Italian student seeks crowdfunding for PHD research on the Camorra

Crowdfunding might be needed to shed new light on organised crime in Italy.
As it has been reported by the Agence France Presse (AFP), an Italian student appealed for the public to crowdfund his PhD research on the criminal organization known as the Camorra. 


Mario Trifuoggi, a 29-year-old from Naples, in 2013 won a PhD for his project, “Le quattro giornate di Napoli – Reloaded”, an enquiry on the lands contended between the Italian state and the Camorra. 


Mario Trifuoggi initially had a full scholarship to complete his PhD at the University of Trento in Northern Italy but after his supervisors opposed his methodology, he enrolled at Goldsmiths University in London. In his  fully-funded PhD programme in Trento his academic supervisors, a married couple, wouldn't let him carry out his research on the Camorra in his hometown Naples, so he turned to the crowdfunding website Indiegogo to fund his project.

He is hoping to raise £22,000 (29,700 euro) in order to study at Goldsmiths University along with others working in the field.

So far, in 24 days, Trifuoggi's page has raised £2,093, mainly from Italians from the south and academics, committed to freedom in research, who wish to support his anti-mafia efforts.


Trifuoggi grew up in an area of Naples dominated by the powerful Camorra and  thinks that there is a grey area between being victims and being in complicity with the the Mafia. In his opinion to study this area could be the key to tackle the problem.

In particular he would like to understand how compliance with the mafia is perpetuated, researching the effects of organised crime on everyday life in southern Italy. Trifuoggi reportedly said that Naples is run by around 20 mafia clans with a precarious equilibrium between them and that as a teenager, safety was guaranteed by the neighbourhood clan rather than by the police or the state.


During his PhD, Trifuoggi wants to spend a year in Naples collecting oral interviews and writing field reports from Camorra controlled districts, like the one he grew up in, to identify the factors that lead communities either into compliance with the Camorra or into collective action against it. He wants to make an original contribution in showing how the social aspect of the mafia works, and demonstrate how resources and people can be mobilized. 
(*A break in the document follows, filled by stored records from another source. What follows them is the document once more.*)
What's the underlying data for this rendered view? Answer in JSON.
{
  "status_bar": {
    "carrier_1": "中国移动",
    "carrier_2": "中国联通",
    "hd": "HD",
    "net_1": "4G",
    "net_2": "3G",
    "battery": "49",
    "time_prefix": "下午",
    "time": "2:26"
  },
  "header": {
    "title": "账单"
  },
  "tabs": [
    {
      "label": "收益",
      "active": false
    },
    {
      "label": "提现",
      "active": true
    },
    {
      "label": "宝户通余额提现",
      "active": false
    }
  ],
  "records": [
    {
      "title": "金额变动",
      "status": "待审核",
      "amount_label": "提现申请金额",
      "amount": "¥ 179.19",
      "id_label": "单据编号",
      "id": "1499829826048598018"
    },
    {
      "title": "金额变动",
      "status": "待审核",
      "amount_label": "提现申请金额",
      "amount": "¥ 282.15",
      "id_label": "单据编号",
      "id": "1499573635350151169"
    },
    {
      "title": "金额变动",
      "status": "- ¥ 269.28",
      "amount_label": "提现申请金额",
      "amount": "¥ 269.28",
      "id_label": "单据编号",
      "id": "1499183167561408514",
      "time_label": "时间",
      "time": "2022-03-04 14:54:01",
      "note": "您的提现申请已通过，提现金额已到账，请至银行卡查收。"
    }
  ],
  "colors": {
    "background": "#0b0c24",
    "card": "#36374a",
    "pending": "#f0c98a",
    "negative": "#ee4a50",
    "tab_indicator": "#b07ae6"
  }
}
Trifuoggi argues that collective action is central to the fight against organized crime across Italy today, and highlights the role that movements such as “confiscated goods” can play. In this case state-seized Camorra properties and equipment are used to set up new companies and help to change the attitudes of the younger generations towards the Camorra.


If Mario will be given this opportunity to develop this project he is sure that his research can be used by others in the ongoing fight against organized crime.